Adanya kepentingan user dalam pembuatan accounting theory dapat mempengaruhi official accounting dalam hal ini pemerintah. Pemerintah kemudian dapat mempengaruhi masyarakat (konsep bottom down) dalam pembuatan sebuah accounting teori. Sebaliknya masyarakat dan pemerintah dalam orthodox model tidak mempengaruhi dalam pembentukan accounting teori. Berawal dari konsep yang sama yakni The God namun konsep akhir accounting teori yang dihasilkan menjadi berbeda dari hukum syariat masing-masing agama yang telah ada.

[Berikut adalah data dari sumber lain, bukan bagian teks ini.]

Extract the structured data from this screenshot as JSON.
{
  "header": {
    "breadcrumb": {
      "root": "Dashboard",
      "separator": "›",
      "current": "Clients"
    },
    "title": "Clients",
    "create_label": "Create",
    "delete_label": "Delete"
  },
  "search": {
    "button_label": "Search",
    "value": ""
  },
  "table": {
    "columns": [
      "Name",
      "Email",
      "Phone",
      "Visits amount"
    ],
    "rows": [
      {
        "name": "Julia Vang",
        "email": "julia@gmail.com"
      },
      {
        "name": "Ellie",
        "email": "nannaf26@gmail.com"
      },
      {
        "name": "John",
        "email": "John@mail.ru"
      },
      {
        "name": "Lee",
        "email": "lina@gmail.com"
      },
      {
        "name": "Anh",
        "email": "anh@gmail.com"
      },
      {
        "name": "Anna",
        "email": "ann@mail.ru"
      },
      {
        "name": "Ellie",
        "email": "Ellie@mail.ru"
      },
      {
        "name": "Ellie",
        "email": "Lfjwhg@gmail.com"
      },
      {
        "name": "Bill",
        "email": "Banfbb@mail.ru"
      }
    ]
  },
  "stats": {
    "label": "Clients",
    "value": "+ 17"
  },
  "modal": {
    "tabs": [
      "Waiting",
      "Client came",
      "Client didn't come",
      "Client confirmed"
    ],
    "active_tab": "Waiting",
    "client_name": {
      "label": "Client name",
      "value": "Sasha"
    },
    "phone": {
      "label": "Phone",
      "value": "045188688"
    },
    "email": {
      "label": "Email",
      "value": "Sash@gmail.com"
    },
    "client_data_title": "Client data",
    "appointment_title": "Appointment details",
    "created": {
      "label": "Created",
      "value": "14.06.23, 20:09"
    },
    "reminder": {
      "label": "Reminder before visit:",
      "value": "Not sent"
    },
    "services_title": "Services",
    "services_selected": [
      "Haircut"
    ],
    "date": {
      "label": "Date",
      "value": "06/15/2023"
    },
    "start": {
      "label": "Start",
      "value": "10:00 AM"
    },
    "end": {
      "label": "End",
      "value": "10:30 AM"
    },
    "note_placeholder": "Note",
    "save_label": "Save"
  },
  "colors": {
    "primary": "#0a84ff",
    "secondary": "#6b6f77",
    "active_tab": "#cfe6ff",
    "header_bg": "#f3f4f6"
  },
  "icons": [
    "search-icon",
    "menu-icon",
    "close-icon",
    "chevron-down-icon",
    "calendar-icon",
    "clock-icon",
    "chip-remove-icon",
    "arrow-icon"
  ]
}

Misalkan pelarangan riba, riba dilarang dalam semua agama, namun karena adanya faktor budaya dan perbedaan perspektif maka riba menjadi terpisah pada konsep akuntansi barat dimana religiusitas tidak memiliki hubungan dengan social culture.
Menurut Hayashi (1989), Islam merupakan sebuah religiusitas yang berintegrasi secara disipline dengan masyarakat sosial, politik, dan ekonomi dengan dasar hukum Allah (syari’ah). Apabila terjadi perbedaan pada budaya atau religiusitas maka dapat menimbulkan perbedaan sosial-ekonomi dan politik. Menurut Gambling dan Karim (1986) dan Hamid et al (1993), Islam berbeda dengan Occident (Negara barat) dan Islam memiliki sistem akuntansi tersendiri. Perbedaan tersebut mempengaruhi informasi yang akan disajikan dalam laporan keuangan dan memberikan gambaran mengenai adanya konsep Zakat, infaq and shodaqoh beside corporate social responsibility.
Dasar dalam penyusunan western accounting merupakan kegiatan manusia itu sendiri baik bisnis, financial, dan manajemen dimana hal teresebut bertolak belakang dengan Islamic accounting dengan konsep syari’ah. Adanya konsep sosial yang lebih dominan dalam akuntansi islam menjadi salah satu point utama dalam mewujudkannya kepada masyarakat yang berkulturkan religiusitas.
Berikut pemaparan perbedaan Islamic accounting dan Western financial accounting menurut Baydoun dan Willeti (2000):
 
Characteristic Western Accounting System           Islamic Corporate Report

Philosophy      Economic rationalism                          Unity of God

Principles         Secular                                                 religious
                        Individualistic                                     Communal
                        Profit maximization                            Reasonable profit
                        Survival of fittest                                Equity
                        Process                                             Environment
Criteria            Based upon modern commercial         Based upon ethical law originating
Law-permissive rather than ethical:    in the Qur’an:
 (Islamic law, As sunnah)
Limited disclosure                               full disclosure
Personal accountability                       public accountability

Personal disclosure atau penyajian informasi hanya disajikan (dikhususkan) untuk tujuan tertentu sedangkan dalam akuntansi islam tujuan pelaporan disajikan untuk masyarakat umum terutama pertanggungjawaban pada Allah (The God). Baydoun dan Willet (2000) menyampaian Islam sebagai bagian dari sebuah religiusitas sebagai individual yang memiliki kewajiban terhadap masyarakat dan bukan hak individu yang lebih dituntut dari masyarakat (individu to sociality).
Pembentukan sosial accounting dalam Islam dapat menggunakan beberapa model daam proses perumusan teori akuntansi yakni personal model, kolonial model, dan orthodox model. Personal model merupakan model yang paling baik dalam perumusan dan pembuatan accounting teori dalam akuntansi Islam disebabkan oleh adanya kesadaran dan pemahaman individu yang lebih baik terhadap kewajibannya terhadap masyarakat.
Sedangkan kolonial model merupakan contoh negara yang mengalami sebagai negara koloni (jajahan) dan kemudian menerapkan sistem akuntansi negara imperal. Namun model koloni tersebut juga dapat diterapkan karena adanya standarisasi laporan keuangan atau globalisasi informasi keuangan yang mengharuskan adanya penerapan sistem akuntansi yang sama antar negara atau user.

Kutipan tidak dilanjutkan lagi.